Les méduses : un atout pour la recherche médicale et l’équilibre des océans

À l’aide de leurs tentacules, qui injectent du venin en moins de 600 nanosecondes, les méduses piquent environ 150 millions d’humains chaque année. Cependant, ces créatures marines jouent également un rôle crucial dans la recherche médicale et l’écosystème océanique.

Les méduses sont à l’origine de découvertes majeures en médecine. Deux prix Nobel leur sont attribués : le premier en 1913 pour la découverte du phénomène responsable des allergies, grâce à la physalie, et le second en 2008 pour la découverte de la protéine fluorescente verte de la méduse Aequorea victoria, qui permet de tracer les molécules et les médicaments dans le corps humain. Cette avancée a permis l’émergence de centaines de nouveaux traitements.

Dans les profondeurs marines, des espèces comme Turritopsis sont remarquables pour leur capacité à inverser le vieillissement, rajeunissant indéfiniment. Ces méduses, qui ne possèdent ni cerveau, ni cœur, ni poumons, sont composées à 95 % d’eau et n’appartiennent pas aux bilatériens, les animaux ayant une symétrie corporelle.

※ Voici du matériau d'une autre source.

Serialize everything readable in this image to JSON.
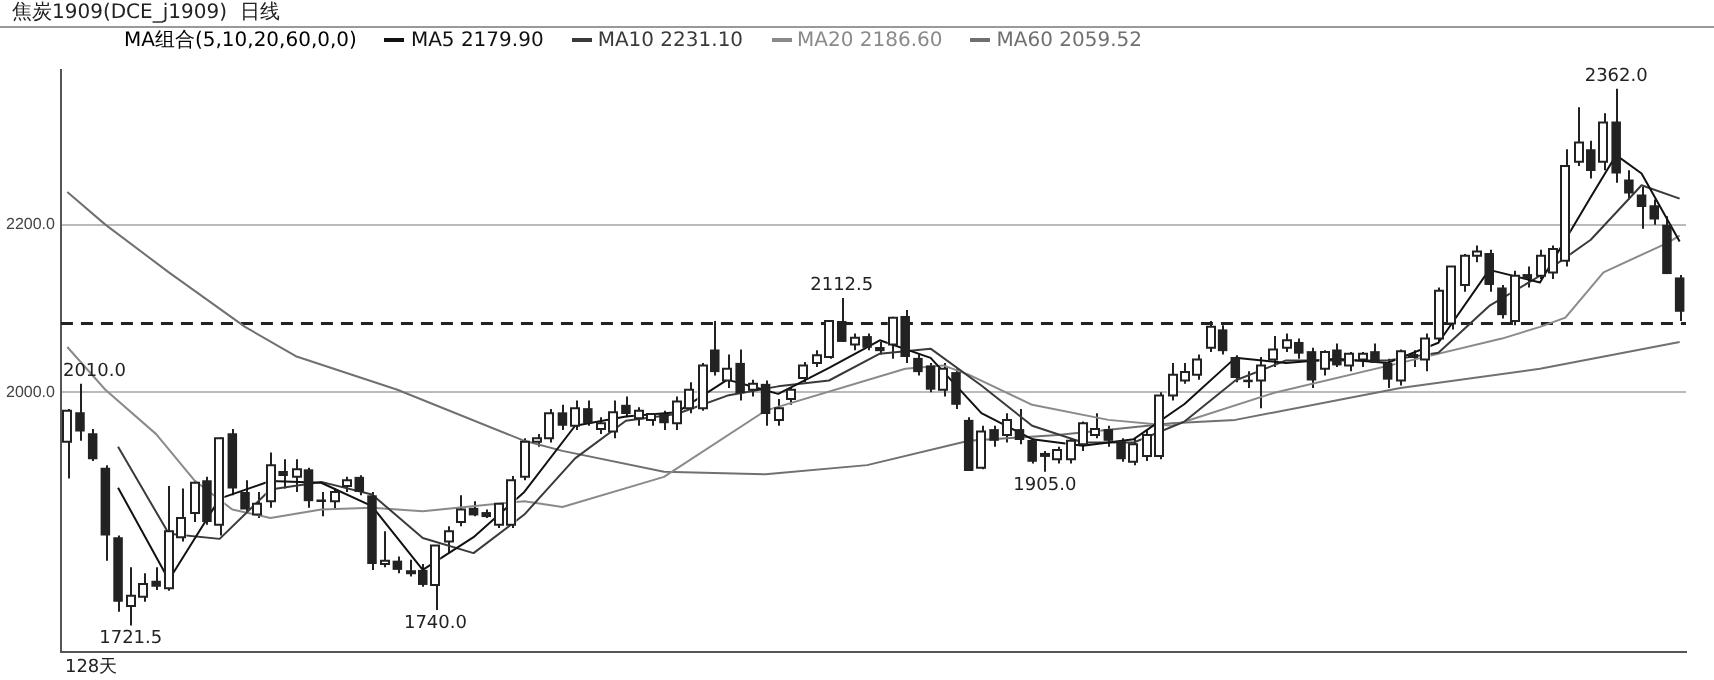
{
  "chart_data": {
    "type": "candlestick",
    "title": "焦炭1909(DCE_j1909)  日线",
    "subtitle": "MA组合(5,10,20,60,0,0)",
    "categories": [
      null,
      null,
      null,
      null,
      null,
      null,
      null,
      null,
      null,
      null,
      null,
      null,
      null,
      null,
      null,
      null,
      null,
      null,
      null,
      null,
      null,
      null,
      null,
      null,
      null,
      null,
      null,
      null,
      null,
      null,
      null,
      null,
      null,
      null,
      null,
      null,
      null,
      null,
      null,
      null,
      null,
      null,
      null,
      null,
      null,
      null,
      null,
      null,
      null,
      null,
      null,
      null,
      null,
      null,
      null,
      null,
      null,
      null,
      null,
      null,
      null,
      null,
      null,
      null,
      null,
      null,
      null,
      null,
      null,
      null,
      null,
      null,
      null,
      null,
      null,
      null,
      null,
      null,
      null,
      null,
      null,
      null,
      null,
      null,
      null,
      null,
      null,
      null,
      null,
      null,
      null,
      null,
      null,
      null,
      null,
      null,
      null,
      null,
      null,
      null,
      null,
      null,
      null,
      null,
      null,
      null,
      null,
      null,
      null,
      null,
      null,
      null,
      null,
      null,
      null,
      null,
      null,
      null,
      null,
      null,
      null,
      null,
      null,
      null,
      null,
      null,
      null,
      null
    ],
    "ohlc": [
      [
        1941,
        1980,
        1897,
        1978
      ],
      [
        1976,
        2010,
        1942,
        1953
      ],
      [
        1951,
        1956,
        1918,
        1920
      ],
      [
        1910,
        1913,
        1799,
        1829
      ],
      [
        1827,
        1829,
        1738,
        1750
      ],
      [
        1745,
        1791,
        1721.5,
        1757
      ],
      [
        1756,
        1784,
        1750,
        1771
      ],
      [
        1775,
        1791,
        1764,
        1768
      ],
      [
        1766,
        1888,
        1763,
        1834
      ],
      [
        1827,
        1885,
        1822,
        1850
      ],
      [
        1856,
        1895,
        1845,
        1892
      ],
      [
        1895,
        1899,
        1842,
        1845
      ],
      [
        1842,
        1946,
        1829,
        1945
      ],
      [
        1951,
        1956,
        1877,
        1885
      ],
      [
        1881,
        1895,
        1856,
        1860
      ],
      [
        1854,
        1881,
        1850,
        1867
      ],
      [
        1870,
        1928,
        1862,
        1913
      ],
      [
        1906,
        1920,
        1885,
        1900
      ],
      [
        1899,
        1920,
        1881,
        1908
      ],
      [
        1908,
        1910,
        1862,
        1870
      ],
      [
        1872,
        1881,
        1852,
        1869
      ],
      [
        1870,
        1885,
        1860,
        1881
      ],
      [
        1888,
        1899,
        1881,
        1895
      ],
      [
        1899,
        1901,
        1877,
        1881
      ],
      [
        1877,
        1881,
        1788,
        1795
      ],
      [
        1795,
        1834,
        1791,
        1799
      ],
      [
        1799,
        1804,
        1784,
        1788
      ],
      [
        1784,
        1800,
        1780,
        1786
      ],
      [
        1788,
        1795,
        1768,
        1770
      ],
      [
        1770,
        1817,
        1740,
        1817
      ],
      [
        1822,
        1840,
        1808,
        1834
      ],
      [
        1845,
        1877,
        1840,
        1860
      ],
      [
        1862,
        1870,
        1852,
        1853
      ],
      [
        1857,
        1860,
        1850,
        1851
      ],
      [
        1842,
        1867,
        1838,
        1867
      ],
      [
        1842,
        1900,
        1838,
        1895
      ],
      [
        1899,
        1945,
        1895,
        1941
      ],
      [
        1941,
        1950,
        1935,
        1945
      ],
      [
        1945,
        1980,
        1940,
        1975
      ],
      [
        1976,
        1985,
        1955,
        1960
      ],
      [
        1960,
        1990,
        1955,
        1981
      ],
      [
        1981,
        1990,
        1960,
        1963
      ],
      [
        1956,
        1970,
        1950,
        1963
      ],
      [
        1953,
        1990,
        1945,
        1976
      ],
      [
        1985,
        1995,
        1970,
        1974
      ],
      [
        1969,
        1982,
        1960,
        1978
      ],
      [
        1967,
        1975,
        1960,
        1974
      ],
      [
        1974,
        1978,
        1955,
        1963
      ],
      [
        1963,
        1995,
        1955,
        1989
      ],
      [
        1981,
        2012,
        1975,
        2003
      ],
      [
        1981,
        2035,
        1978,
        2032
      ],
      [
        2051,
        2085,
        2020,
        2024
      ],
      [
        2014,
        2045,
        2005,
        2028
      ],
      [
        2035,
        2051,
        1990,
        1999
      ],
      [
        2003,
        2015,
        1995,
        2010
      ],
      [
        2010,
        2014,
        1960,
        1974
      ],
      [
        1967,
        1992,
        1960,
        1981
      ],
      [
        1992,
        2005,
        1985,
        2003
      ],
      [
        2017,
        2036,
        2012,
        2032
      ],
      [
        2035,
        2050,
        2030,
        2044
      ],
      [
        2042,
        2085,
        2040,
        2085
      ],
      [
        2085,
        2112.5,
        2060,
        2060
      ],
      [
        2057,
        2070,
        2050,
        2065
      ],
      [
        2067,
        2070,
        2050,
        2053
      ],
      [
        2054,
        2060,
        2045,
        2049
      ],
      [
        2057,
        2090,
        2040,
        2089
      ],
      [
        2091,
        2098,
        2035,
        2042
      ],
      [
        2041,
        2045,
        2020,
        2024
      ],
      [
        2032,
        2035,
        2000,
        2003
      ],
      [
        2003,
        2035,
        1995,
        2028
      ],
      [
        2024,
        2028,
        1980,
        1985
      ],
      [
        1967,
        1970,
        1906,
        1906
      ],
      [
        1910,
        1960,
        1908,
        1953
      ],
      [
        1956,
        1960,
        1935,
        1942
      ],
      [
        1949,
        1975,
        1940,
        1967
      ],
      [
        1956,
        1980,
        1938,
        1943
      ],
      [
        1943,
        1945,
        1915,
        1917
      ],
      [
        1924,
        1930,
        1905,
        1926
      ],
      [
        1920,
        1935,
        1915,
        1931
      ],
      [
        1920,
        1945,
        1915,
        1942
      ],
      [
        1938,
        1965,
        1930,
        1963
      ],
      [
        1949,
        1975,
        1945,
        1956
      ],
      [
        1956,
        1960,
        1935,
        1942
      ],
      [
        1942,
        1945,
        1917,
        1920
      ],
      [
        1917,
        1945,
        1913,
        1938
      ],
      [
        1924,
        1955,
        1918,
        1949
      ],
      [
        1924,
        2000,
        1920,
        1996
      ],
      [
        1996,
        2035,
        1990,
        2021
      ],
      [
        2014,
        2035,
        2010,
        2024
      ],
      [
        2021,
        2045,
        2015,
        2039
      ],
      [
        2053,
        2085,
        2048,
        2078
      ],
      [
        2075,
        2080,
        2045,
        2049
      ],
      [
        2042,
        2044,
        2012,
        2017
      ],
      [
        2015,
        2025,
        2005,
        2012
      ],
      [
        2014,
        2042,
        1981,
        2032
      ],
      [
        2039,
        2067,
        2030,
        2051
      ],
      [
        2053,
        2070,
        2048,
        2062
      ],
      [
        2060,
        2064,
        2040,
        2046
      ],
      [
        2049,
        2053,
        2005,
        2014
      ],
      [
        2028,
        2050,
        2020,
        2048
      ],
      [
        2051,
        2058,
        2030,
        2032
      ],
      [
        2032,
        2048,
        2025,
        2046
      ],
      [
        2039,
        2048,
        2030,
        2046
      ],
      [
        2049,
        2058,
        2035,
        2035
      ],
      [
        2035,
        2040,
        2005,
        2015
      ],
      [
        2014,
        2051,
        2008,
        2049
      ],
      [
        2042,
        2050,
        2030,
        2044
      ],
      [
        2039,
        2070,
        2025,
        2064
      ],
      [
        2064,
        2125,
        2060,
        2121
      ],
      [
        2082,
        2150,
        2075,
        2150
      ],
      [
        2128,
        2165,
        2120,
        2163
      ],
      [
        2163,
        2175,
        2155,
        2168
      ],
      [
        2166,
        2170,
        2120,
        2128
      ],
      [
        2125,
        2128,
        2088,
        2092
      ],
      [
        2085,
        2145,
        2080,
        2139
      ],
      [
        2141,
        2150,
        2125,
        2135
      ],
      [
        2139,
        2170,
        2135,
        2163
      ],
      [
        2143,
        2175,
        2135,
        2171
      ],
      [
        2157,
        2290,
        2150,
        2270
      ],
      [
        2275,
        2340,
        2270,
        2298
      ],
      [
        2290,
        2300,
        2255,
        2264
      ],
      [
        2275,
        2333,
        2265,
        2322
      ],
      [
        2323,
        2362,
        2250,
        2261
      ],
      [
        2254,
        2265,
        2230,
        2237
      ],
      [
        2236,
        2245,
        2195,
        2221
      ],
      [
        2223,
        2230,
        2200,
        2206
      ],
      [
        2200,
        2210,
        2141,
        2141
      ],
      [
        2137,
        2140,
        2085,
        2096
      ]
    ],
    "series": [
      {
        "name": "MA5 2179.90",
        "type": "line",
        "color": "#111111",
        "values": [
          null,
          null,
          null,
          null,
          1886,
          null,
          null,
          null,
          1776,
          null,
          null,
          null,
          1873,
          null,
          null,
          null,
          1894,
          null,
          null,
          null,
          1892,
          null,
          null,
          null,
          1864,
          null,
          null,
          null,
          1788,
          null,
          null,
          null,
          1827,
          null,
          null,
          null,
          1881,
          null,
          null,
          null,
          1960,
          null,
          null,
          null,
          1971,
          null,
          null,
          null,
          1976,
          null,
          null,
          null,
          2015,
          null,
          null,
          null,
          1998,
          null,
          null,
          null,
          2029,
          null,
          null,
          null,
          2062,
          null,
          null,
          null,
          2041,
          null,
          null,
          null,
          1975,
          null,
          null,
          null,
          1944,
          null,
          null,
          null,
          1936,
          null,
          null,
          null,
          1944,
          null,
          null,
          null,
          1986,
          null,
          null,
          null,
          2041,
          null,
          null,
          null,
          2035,
          null,
          null,
          null,
          2040,
          null,
          null,
          null,
          2035,
          null,
          null,
          null,
          2059,
          null,
          null,
          null,
          2146,
          null,
          null,
          null,
          2131,
          null,
          null,
          null,
          2233,
          null,
          2283,
          null,
          2261,
          null,
          null,
          2180
        ]
      },
      {
        "name": "MA10 2231.10",
        "type": "line",
        "color": "#3a3a3a",
        "values": [
          null,
          null,
          null,
          null,
          1935,
          null,
          null,
          null,
          1831,
          null,
          null,
          null,
          1825,
          null,
          null,
          null,
          1884,
          null,
          null,
          null,
          1893,
          null,
          null,
          null,
          1878,
          null,
          null,
          null,
          1826,
          null,
          null,
          null,
          1808,
          null,
          null,
          null,
          1854,
          null,
          null,
          null,
          1921,
          null,
          null,
          null,
          1966,
          null,
          null,
          null,
          1974,
          null,
          null,
          null,
          1996,
          null,
          null,
          null,
          2007,
          null,
          null,
          null,
          2014,
          null,
          null,
          null,
          2046,
          null,
          null,
          null,
          2052,
          null,
          null,
          null,
          2008,
          null,
          null,
          null,
          1960,
          null,
          null,
          null,
          1940,
          null,
          null,
          null,
          1940,
          null,
          null,
          null,
          1965,
          null,
          null,
          null,
          2014,
          null,
          null,
          null,
          2038,
          null,
          null,
          null,
          2038,
          null,
          null,
          null,
          2038,
          null,
          null,
          null,
          2047,
          null,
          null,
          null,
          2103,
          null,
          null,
          null,
          2139,
          null,
          null,
          null,
          2182,
          null,
          null,
          null,
          2247,
          null,
          null,
          2231
        ]
      },
      {
        "name": "MA20 2186.60",
        "type": "line",
        "color": "#8a8a8a",
        "values": [
          2054,
          null,
          null,
          2003,
          null,
          null,
          null,
          1950,
          null,
          null,
          1895,
          null,
          null,
          1860,
          null,
          null,
          1850,
          null,
          null,
          null,
          1860,
          null,
          null,
          null,
          1862,
          null,
          null,
          null,
          1858,
          null,
          null,
          null,
          null,
          null,
          null,
          null,
          1870,
          null,
          null,
          1863,
          null,
          null,
          null,
          null,
          null,
          null,
          null,
          1899,
          null,
          null,
          null,
          null,
          null,
          null,
          null,
          1978,
          null,
          null,
          null,
          null,
          null,
          null,
          null,
          null,
          null,
          null,
          2028,
          null,
          null,
          2032,
          null,
          2021,
          null,
          null,
          null,
          null,
          1985,
          null,
          null,
          null,
          null,
          null,
          1967,
          null,
          null,
          null,
          null,
          1960,
          null,
          null,
          null,
          null,
          null,
          null,
          null,
          1999,
          null,
          null,
          null,
          null,
          null,
          null,
          null,
          null,
          null,
          2035,
          null,
          null,
          null,
          null,
          null,
          null,
          null,
          2064,
          null,
          null,
          2078,
          null,
          2089,
          null,
          null,
          2143,
          null,
          null,
          null,
          null,
          2178,
          2187
        ]
      },
      {
        "name": "MA60 2059.52",
        "type": "line",
        "color": "#707070",
        "values": [
          2239,
          null,
          null,
          2200,
          null,
          null,
          null,
          null,
          2143,
          null,
          null,
          null,
          null,
          null,
          2078,
          null,
          null,
          null,
          2043,
          null,
          null,
          null,
          null,
          null,
          null,
          null,
          2003,
          null,
          null,
          null,
          null,
          null,
          null,
          null,
          null,
          null,
          1942,
          null,
          null,
          1930,
          null,
          null,
          null,
          null,
          null,
          null,
          null,
          1905,
          null,
          null,
          null,
          null,
          null,
          null,
          null,
          1902,
          null,
          null,
          null,
          null,
          null,
          null,
          null,
          1913,
          null,
          null,
          null,
          null,
          null,
          null,
          null,
          1942,
          null,
          null,
          null,
          null,
          null,
          null,
          1949,
          null,
          null,
          null,
          null,
          null,
          null,
          null,
          null,
          1963,
          null,
          null,
          null,
          null,
          1967,
          null,
          null,
          null,
          null,
          null,
          null,
          null,
          null,
          null,
          null,
          null,
          null,
          2005,
          null,
          null,
          null,
          null,
          null,
          null,
          null,
          null,
          null,
          null,
          2028,
          null,
          null,
          null,
          null,
          null,
          null,
          null,
          null,
          null,
          null,
          2060
        ]
      }
    ],
    "ylim": [
      1690,
      2385
    ],
    "yticks": [
      {
        "value": 2000,
        "label": "2000.0"
      },
      {
        "value": 2200,
        "label": "2200.0"
      }
    ],
    "grid": "y",
    "legend": "top left",
    "marker": "none",
    "tick_labels": "y",
    "ref_lines": [
      {
        "axis": "y",
        "value": 2082,
        "color": "#222222",
        "line_style": "dashed"
      }
    ],
    "annotations": [
      {
        "text": "2362.0",
        "y": 2362
      },
      {
        "text": "2010.0",
        "y": 2010
      },
      {
        "text": "2112.5",
        "y": 2112.5
      },
      {
        "text": "1905.0",
        "y": 1905
      },
      {
        "text": "1740.0",
        "y": 1740
      },
      {
        "text": "1721.5",
        "y": 1721.5
      },
      "128天"
    ]
  }
}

Des études récentes montrent que les méduses jouent un rôle vital dans la circulation des nutriments dans l’océan. Elles contribuent à faire remonter un quart du phosphore nécessaire à la croissance du phytoplancton, qui génère la moitié de l’oxygène que nous respirons. En effet, une respiration sur huit est fournie grâce à l’activité des méduses.

Ces créatures marines, bien que souvent redoutées, sont essentielles à la santé des océans et à l’avancement de la médecine.